Driver Telematics Analysis is a Kaggle challenge. For more details, see the challenge page. Besides solving a machine learning problem, we want to learn how to use git and scikit-learn.
Submissions can be generated by running scripts from scripts
directory, using root as working directory. Features implement a common interface and are stored inside features
package. Utilities like plotting, i/o are part of utils
package. Working notes are stored as IPython notebooks in notebooks
directory.
The repository is now closed, the project has been finished.
My participation is now over. Together with scigor we achieved place 613/1528
which brings us right to the lower end of top 40%. As reported by other participants, 77% accuracy is pretty much all you could achieve without doing trip matching and sophisticated model ensembling.
Not the best achievement ever, but the competition has taught us a lot of things. We learnt ipython notebooks, mastered git with branching and many troublesome merge conflicts, developed an object-oriented framework for evaluating different models, acquainted ourselves with scikit-learn, matplotlib, employed parallelization, numpy persistence, zipping and csv I/O - all thanks to one challenge.
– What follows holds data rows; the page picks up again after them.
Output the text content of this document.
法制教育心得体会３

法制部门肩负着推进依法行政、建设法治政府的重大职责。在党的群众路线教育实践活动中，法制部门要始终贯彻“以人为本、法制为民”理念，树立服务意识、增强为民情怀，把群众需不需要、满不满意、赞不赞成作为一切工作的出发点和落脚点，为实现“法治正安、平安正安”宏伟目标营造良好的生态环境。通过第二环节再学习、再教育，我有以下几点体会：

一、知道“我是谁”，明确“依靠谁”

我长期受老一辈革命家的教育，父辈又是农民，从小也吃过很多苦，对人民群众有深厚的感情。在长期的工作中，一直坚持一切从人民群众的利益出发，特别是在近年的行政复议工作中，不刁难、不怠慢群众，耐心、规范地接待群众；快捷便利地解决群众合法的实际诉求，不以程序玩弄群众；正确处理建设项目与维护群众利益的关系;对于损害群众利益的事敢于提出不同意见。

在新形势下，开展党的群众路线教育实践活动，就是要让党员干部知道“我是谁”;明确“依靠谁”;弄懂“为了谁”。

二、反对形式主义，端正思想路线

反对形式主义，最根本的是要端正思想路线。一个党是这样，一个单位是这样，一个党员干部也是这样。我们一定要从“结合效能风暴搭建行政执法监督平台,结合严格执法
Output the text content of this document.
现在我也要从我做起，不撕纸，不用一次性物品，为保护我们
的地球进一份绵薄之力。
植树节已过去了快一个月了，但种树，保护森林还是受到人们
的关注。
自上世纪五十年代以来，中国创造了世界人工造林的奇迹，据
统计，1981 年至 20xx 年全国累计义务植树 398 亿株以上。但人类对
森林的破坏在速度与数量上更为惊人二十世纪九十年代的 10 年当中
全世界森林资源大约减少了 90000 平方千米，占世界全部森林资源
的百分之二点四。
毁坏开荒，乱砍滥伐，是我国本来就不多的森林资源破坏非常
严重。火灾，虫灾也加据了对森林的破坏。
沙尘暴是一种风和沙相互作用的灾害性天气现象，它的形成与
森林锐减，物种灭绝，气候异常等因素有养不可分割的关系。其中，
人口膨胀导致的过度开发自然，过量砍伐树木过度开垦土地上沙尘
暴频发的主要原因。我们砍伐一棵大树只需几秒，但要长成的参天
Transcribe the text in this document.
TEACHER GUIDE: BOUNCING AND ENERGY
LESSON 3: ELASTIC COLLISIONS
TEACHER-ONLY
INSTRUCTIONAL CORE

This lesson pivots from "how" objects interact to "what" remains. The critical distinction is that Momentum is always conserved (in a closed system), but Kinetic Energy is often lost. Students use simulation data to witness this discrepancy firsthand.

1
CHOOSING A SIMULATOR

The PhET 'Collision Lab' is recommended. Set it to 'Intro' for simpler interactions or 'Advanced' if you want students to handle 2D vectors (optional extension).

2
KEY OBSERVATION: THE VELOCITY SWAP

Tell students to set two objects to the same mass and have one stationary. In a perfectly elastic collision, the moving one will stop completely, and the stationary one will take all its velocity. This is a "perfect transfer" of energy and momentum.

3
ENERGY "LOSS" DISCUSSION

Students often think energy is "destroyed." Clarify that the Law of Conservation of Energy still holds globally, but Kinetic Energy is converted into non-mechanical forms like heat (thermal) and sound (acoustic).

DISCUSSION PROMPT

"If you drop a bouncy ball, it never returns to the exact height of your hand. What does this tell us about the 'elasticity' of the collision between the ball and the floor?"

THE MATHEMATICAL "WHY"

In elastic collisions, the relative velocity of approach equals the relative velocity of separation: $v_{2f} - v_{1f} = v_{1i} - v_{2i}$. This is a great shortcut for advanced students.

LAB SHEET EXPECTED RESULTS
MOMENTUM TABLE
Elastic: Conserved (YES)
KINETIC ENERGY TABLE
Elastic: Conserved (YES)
#Features In the end, we based our classification model on the following features:
- AccelerationFeature(10, 31, True, np.median),
- AccelerationFeature(30, 51, True, np.median),
- AccelerationFeature(50, 71, True, np.median),
- AccelerationFeature(5, 130, True, np.median),
- AccelerationFeature(10, 31, True, np.mean),
- AccelerationFeature(30, 51, True, np.mean),
- AccelerationFeature(50, 71, True, np.mean),
- AccelerationFeature(5, 130, True, np.mean),
- AccelerationFeature(10, 31, False, np.median),
- AccelerationFeature(30, 51, False, np.median),
- AccelerationFeature(50, 71, False, np.median),
- AccelerationFeature(5, 130, False, np.median),
- AccelerationFeature(10, 31, False, np.mean),
- AccelerationFeature(30, 51, False, np.mean),
- AccelerationFeature(50, 71, False, np.mean),
- AccelerationFeature(5, 130, False, np.mean),
- AngleFeature(0, np.mean),
- AngleFeature(1, np.mean),
- SpeedPercentileFeature(5),
- SpeedPercentileFeature(95),
- AccelerationPercentileFeature(5),
- AccelerationPercentileFeature(95),
- TripLengthFeature(),
- AccelerationFeature(10, 31, True, np.mean, False),
- AccelerationFeature(30, 51, True, np.mean, False),
- AccelerationFeature(50, 71, True, np.mean, False),
- AccelerationPercentileFeature(1)
- AccelerationPercentileFeature(10)
- AccelerationPercentileFeature(25)
- AccelerationPercentileFeature(50)
- AccelerationPercentileFeature(75)
- AccelerationPercentileFeature(90)
- AccelerationPercentileFeature(99)
- AnglePercentileFeature(1)
- AnglePercentileFeature(5)
- AnglePercentileFeature(10)
- AnglePercentileFeature(25)
- AnglePercentileFeature(50)
- AnglePercentileFeature(75)
- AnglePercentileFeature(90)
- AnglePercentileFeature(95)
- AnglePercentileFeature(99)
- SpeedPercentileFeature(1)
- SpeedPercentileFeature(10)
- SpeedPercentileFeature(25)
- SpeedPercentileFeature(50)
- SpeedPercentileFeature(75)
- SpeedPercentileFeature(90)
- SpeedPercentileFeature(99)
For feature code, see features module. The compiled features are not available in the git repository, but can easily be compiled locally using this script.
We have evaluated a number of different approaches to classification and ended up with a GradientBoosting algorithm used in a cross-validation setting. For our models, see scripts.
- compute best RDP epsilon value -> dismissed, RDP is far too expensive
- create script that reduces trips using RDP and stores them as *.npy -> completed
- analyze article by Olariu -> completed
- use sklearn's cross-correlation -> completed
- understand how to measure score offline (maybe use cross-correlation's built-in score) -> completed
- compute more features: -> completed
- more percentiles
- angle features
- use speed w/o interpolation